I'm trying to solve:
$\hspace{40mm}$ $\lim_{n\to\infty}$ $(\frac{\sqrt{n^4-2n^3} - n^2}{10n+2})^2$
This is what I did to try to solve it, but my answer doesn't match the possible answers so I know it's wrong.

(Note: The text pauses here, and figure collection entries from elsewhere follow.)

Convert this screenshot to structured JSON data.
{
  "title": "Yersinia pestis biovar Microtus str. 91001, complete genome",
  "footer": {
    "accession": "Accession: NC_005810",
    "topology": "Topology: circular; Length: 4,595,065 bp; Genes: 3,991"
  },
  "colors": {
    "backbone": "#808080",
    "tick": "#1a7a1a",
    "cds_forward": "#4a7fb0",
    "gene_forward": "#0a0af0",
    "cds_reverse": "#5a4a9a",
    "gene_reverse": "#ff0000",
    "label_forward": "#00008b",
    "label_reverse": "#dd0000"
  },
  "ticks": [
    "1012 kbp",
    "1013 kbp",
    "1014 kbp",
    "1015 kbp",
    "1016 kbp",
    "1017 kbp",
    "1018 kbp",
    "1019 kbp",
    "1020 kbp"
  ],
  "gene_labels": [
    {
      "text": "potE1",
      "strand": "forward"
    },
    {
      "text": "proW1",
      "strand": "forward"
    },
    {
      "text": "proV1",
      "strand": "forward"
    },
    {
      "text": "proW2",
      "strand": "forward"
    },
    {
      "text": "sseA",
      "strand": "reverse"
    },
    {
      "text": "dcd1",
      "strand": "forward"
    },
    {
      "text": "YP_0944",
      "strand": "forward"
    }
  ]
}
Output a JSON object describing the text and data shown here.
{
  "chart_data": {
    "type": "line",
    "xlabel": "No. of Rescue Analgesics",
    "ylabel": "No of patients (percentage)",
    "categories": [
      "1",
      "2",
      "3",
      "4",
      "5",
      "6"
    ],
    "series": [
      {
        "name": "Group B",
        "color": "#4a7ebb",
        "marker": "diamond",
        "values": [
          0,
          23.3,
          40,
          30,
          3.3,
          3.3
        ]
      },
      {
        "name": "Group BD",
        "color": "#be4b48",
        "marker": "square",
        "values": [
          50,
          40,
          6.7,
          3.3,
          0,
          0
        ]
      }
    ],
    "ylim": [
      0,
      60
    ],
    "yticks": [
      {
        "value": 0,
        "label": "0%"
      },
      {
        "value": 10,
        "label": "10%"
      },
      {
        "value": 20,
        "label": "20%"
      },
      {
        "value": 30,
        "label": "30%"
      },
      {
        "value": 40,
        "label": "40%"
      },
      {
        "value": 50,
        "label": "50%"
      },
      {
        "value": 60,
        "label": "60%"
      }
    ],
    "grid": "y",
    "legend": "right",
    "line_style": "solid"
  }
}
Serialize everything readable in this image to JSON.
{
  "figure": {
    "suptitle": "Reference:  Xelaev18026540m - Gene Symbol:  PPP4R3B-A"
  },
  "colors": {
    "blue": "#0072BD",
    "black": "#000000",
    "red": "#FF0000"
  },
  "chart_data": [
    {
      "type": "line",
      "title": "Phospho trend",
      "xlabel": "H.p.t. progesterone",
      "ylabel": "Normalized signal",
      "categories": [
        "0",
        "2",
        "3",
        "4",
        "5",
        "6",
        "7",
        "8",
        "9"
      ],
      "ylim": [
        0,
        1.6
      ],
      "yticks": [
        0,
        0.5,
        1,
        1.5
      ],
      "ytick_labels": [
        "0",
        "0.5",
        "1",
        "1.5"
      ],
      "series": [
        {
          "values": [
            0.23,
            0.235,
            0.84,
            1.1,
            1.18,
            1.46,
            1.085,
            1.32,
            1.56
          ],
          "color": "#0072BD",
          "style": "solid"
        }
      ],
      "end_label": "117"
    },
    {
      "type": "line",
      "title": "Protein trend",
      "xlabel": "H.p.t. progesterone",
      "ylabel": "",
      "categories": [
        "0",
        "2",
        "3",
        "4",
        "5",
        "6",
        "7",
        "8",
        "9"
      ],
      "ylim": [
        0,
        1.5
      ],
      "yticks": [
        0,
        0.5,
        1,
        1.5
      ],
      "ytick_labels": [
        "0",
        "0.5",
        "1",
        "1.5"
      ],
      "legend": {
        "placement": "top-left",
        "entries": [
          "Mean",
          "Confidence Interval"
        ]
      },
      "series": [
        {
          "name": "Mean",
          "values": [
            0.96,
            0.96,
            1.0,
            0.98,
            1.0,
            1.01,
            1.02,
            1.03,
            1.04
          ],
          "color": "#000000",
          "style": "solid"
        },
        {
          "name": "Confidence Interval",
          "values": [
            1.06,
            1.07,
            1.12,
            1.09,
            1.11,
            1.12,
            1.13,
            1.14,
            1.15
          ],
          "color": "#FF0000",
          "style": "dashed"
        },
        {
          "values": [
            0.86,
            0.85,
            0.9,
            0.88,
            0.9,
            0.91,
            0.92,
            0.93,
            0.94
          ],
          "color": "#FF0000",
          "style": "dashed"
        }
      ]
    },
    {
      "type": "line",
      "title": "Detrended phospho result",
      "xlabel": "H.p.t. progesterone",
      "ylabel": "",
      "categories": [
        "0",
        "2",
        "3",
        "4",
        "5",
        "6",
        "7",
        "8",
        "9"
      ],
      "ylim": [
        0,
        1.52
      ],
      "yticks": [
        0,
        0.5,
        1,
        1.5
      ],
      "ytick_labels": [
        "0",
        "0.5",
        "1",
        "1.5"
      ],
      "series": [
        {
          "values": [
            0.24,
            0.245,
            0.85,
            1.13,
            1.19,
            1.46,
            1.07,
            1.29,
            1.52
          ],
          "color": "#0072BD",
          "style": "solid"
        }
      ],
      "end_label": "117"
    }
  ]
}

$\lim_{n\to\infty}$ $(\frac{\sqrt{n^4-2n^3} - n^2}{10n+2})^2$
- Highest power of denominator is n, so pull out $n^2$ from the square root to give an n
$\lim_{n\to\infty}$ $(\frac{n(\sqrt{n^2-2n} )- n^2}{10n+2})^2$
- Factor out n from numerator and denominator
$\lim_{n\to\infty}$ $(\frac{n((\sqrt{n^2-2n})- n)}{n(10+\frac{2}{n})})^2$
- Cancel n from numerator and denominator
$\lim_{n\to\infty}$ $(\frac{\sqrt{n^2-2n} - n}{10+\frac{2}{n}})^2$
- Take $n^2$ out from the square root
$\lim_{n\to\infty}$ $(\frac{n\sqrt{1-\frac{2}{n}} - n}{10+\frac{2}{n}})^2$
- Factor out n from numerator
$\lim_{n\to\infty}$ $(\frac{n((\sqrt{1-\frac{2}{n}}) - 1)}{10+\frac{2}{n}})^2$
At this point I would take the limit to be 0, but the possible answers are 0.05, 0.01, 0.001, or 0.1. Where did I go wrong?